Jessica Phillips, Ulta Beauty’s vice president of merchandising and head of Muse, emerging brands and hair, said the retailer’s programme is one way it’s sharing ownership with BIPOC brands in ensuring their success in stores and online.
“It’s really on both of us,” Phillips said. “Muse was developed out of that understanding over the years that brands think that when they make it to Ulta, the work is done, they’ve made it, and then we’re going to do all the work … And the thing is, it’s always a partnership, it’s always both sides coming together.”
Avoiding or Embracing the ‘Ethnic’ Label
Most brands, especially at retail, will inevitably face a crucial decision: whether or not to identify as “Black.” To grow, scale and garner critical investment, Black beauty brands (and most brands) often need to demonstrate “broad appeal,” or that they can sell their wares to customers outside of a small or singular demographic, said Alisa Carmichael, a partner at VMG Partners, an investment firm.
Success for Black-owned brands, particularly in the early stages, often depends on their ability to cultivate and sustain connections and community among multicultural consumers. This bond is strengthened when Black entrepreneurs effectively address the complex beauty issues faced by this demographic. Specifically in hair care, labels like “ethnic” or “multicultural” can help consumers quickly identify products formulated specifically for them.
When Black founders seek growth outside of this core demographic — whether through an acquisition or a shift in marketing — they’ve historically risked alienating customers and in some cases (Shea Moisture and Carol’s Daughter can tell the tale) a ferocious social media blowback.

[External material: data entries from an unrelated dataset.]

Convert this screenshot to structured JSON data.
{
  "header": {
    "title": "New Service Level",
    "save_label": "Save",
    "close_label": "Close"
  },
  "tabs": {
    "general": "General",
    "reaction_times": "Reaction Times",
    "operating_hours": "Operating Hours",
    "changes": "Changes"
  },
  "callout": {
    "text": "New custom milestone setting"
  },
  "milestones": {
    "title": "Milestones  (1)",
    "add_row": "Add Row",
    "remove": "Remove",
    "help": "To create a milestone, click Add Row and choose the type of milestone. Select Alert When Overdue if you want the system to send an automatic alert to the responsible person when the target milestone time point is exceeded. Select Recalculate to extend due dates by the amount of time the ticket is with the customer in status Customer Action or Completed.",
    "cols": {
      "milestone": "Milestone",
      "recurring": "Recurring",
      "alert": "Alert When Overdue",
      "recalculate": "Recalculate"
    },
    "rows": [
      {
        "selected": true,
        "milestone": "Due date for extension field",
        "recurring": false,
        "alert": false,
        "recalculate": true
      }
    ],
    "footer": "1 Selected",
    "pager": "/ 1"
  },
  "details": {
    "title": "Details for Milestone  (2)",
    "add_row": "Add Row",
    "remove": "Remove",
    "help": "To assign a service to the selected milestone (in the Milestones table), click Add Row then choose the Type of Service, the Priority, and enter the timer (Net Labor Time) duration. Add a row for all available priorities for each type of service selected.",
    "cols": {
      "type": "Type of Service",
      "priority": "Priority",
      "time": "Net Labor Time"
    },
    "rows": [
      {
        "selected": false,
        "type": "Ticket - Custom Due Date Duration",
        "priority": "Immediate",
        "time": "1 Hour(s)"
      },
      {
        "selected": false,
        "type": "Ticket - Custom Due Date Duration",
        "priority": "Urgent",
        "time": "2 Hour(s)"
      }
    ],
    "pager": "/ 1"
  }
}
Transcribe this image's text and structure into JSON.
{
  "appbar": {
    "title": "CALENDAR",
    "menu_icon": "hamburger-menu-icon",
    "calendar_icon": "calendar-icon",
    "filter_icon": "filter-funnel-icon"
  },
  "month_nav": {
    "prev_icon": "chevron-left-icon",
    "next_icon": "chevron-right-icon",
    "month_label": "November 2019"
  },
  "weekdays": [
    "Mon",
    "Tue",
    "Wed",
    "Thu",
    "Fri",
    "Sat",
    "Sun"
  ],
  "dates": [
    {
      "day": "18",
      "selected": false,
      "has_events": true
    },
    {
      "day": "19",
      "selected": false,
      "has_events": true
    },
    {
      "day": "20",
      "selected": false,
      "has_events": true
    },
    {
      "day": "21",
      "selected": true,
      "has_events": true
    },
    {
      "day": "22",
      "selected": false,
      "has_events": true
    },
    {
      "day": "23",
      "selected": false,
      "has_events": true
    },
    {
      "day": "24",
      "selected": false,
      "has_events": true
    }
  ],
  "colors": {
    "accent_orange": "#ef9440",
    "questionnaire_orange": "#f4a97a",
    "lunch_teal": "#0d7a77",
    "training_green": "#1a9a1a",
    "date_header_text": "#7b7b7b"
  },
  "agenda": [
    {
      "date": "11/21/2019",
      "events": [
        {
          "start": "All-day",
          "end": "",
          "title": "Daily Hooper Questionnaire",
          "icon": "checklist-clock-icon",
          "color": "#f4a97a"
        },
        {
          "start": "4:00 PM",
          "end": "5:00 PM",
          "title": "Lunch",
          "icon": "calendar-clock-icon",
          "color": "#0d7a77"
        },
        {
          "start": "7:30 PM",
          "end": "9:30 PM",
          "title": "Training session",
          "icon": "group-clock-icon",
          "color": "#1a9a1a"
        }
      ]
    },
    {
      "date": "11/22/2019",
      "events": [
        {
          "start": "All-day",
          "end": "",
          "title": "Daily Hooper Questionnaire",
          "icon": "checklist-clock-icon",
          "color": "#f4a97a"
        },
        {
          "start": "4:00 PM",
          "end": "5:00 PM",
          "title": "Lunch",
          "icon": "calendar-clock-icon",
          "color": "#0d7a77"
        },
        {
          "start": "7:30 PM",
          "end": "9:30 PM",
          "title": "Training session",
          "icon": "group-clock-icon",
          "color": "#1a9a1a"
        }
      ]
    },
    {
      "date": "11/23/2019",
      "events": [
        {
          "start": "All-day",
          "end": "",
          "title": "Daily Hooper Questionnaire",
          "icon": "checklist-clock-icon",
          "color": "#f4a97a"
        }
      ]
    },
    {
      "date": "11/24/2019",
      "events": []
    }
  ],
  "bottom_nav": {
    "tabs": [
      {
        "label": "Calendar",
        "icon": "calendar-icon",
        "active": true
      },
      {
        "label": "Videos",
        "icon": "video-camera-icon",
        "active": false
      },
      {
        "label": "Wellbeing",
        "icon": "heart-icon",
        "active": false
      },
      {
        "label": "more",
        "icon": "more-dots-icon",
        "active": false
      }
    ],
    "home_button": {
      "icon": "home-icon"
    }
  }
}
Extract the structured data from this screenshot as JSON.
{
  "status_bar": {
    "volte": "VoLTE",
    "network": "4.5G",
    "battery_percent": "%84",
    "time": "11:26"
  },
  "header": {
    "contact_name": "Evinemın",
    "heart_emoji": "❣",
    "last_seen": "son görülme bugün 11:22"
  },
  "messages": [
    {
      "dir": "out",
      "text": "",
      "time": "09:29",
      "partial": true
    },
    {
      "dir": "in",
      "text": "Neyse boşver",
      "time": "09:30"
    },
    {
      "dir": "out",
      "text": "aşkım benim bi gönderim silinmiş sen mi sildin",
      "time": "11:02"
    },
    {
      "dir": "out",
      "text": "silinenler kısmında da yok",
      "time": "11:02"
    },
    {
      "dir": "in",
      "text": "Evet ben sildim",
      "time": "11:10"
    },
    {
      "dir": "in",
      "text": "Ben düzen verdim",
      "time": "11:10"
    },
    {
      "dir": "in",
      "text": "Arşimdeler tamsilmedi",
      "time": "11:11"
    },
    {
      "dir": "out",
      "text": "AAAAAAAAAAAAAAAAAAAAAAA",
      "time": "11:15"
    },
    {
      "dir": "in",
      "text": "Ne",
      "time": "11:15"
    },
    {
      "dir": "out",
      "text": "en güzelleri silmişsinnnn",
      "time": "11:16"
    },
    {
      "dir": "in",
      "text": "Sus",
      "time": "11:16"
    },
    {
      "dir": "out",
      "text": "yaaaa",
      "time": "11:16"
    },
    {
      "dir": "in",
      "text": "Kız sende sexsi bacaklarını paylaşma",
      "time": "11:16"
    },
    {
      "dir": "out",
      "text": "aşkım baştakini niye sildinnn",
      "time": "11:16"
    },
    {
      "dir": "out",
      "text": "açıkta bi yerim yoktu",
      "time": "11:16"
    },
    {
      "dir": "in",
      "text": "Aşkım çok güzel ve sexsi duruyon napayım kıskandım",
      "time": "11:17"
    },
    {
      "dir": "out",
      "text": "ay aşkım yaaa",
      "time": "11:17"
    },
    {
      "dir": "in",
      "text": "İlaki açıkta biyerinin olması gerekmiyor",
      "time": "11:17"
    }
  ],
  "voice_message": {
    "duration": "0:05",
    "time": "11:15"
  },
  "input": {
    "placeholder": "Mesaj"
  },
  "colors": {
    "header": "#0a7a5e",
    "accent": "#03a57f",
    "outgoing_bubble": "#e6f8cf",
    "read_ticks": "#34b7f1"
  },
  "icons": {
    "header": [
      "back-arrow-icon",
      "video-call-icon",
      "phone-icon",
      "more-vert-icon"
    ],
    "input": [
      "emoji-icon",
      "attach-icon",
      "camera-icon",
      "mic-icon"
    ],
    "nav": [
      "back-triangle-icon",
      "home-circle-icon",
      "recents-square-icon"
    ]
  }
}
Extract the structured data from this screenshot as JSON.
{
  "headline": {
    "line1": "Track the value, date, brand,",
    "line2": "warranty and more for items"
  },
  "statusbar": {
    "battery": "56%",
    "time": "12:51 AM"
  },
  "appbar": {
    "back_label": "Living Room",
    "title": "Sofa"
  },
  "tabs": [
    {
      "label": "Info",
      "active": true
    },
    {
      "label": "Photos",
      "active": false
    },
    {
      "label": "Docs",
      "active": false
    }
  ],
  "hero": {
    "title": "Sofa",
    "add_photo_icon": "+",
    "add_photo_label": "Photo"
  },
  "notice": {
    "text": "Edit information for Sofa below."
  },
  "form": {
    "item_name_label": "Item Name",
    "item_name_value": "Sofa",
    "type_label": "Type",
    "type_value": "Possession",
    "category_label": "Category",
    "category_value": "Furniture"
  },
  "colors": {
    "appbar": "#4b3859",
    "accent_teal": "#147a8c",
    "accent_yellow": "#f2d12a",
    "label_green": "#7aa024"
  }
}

But, there are increasingly more ways to thread the needle. Over the last seven years, a slew of Black brands — from Rihanna’s Fenty to fragrance label Brown Girl Jane — have found success in creating a brand that “puts the Black woman at the centre but includes everyone,” said Phillips.
When it comes to their popular fragrance line, Brown Girl Jane’s founders, Malaika Jones, Tai Beauchamp, and Nia Jones, embrace an “unapologetically Black” ethos. The brand’s latest collection, dubbed Carnivale, is inspired by the annual festival in the Caribbean country Trinidad and Tobago. But even as they’ve rooted the brand is Black storytelling, they also aim for broad appeal. So far it seems to be working: nearly half of Brown Girl Jane’s customers are not people of colour, they’ve said.
“We stand proudly in our identity as Black women,” Beauchamp said. “We also know that we live in a global world … So our perspective is to tell those stories and elevate those stories from our lens but to reach the masses.”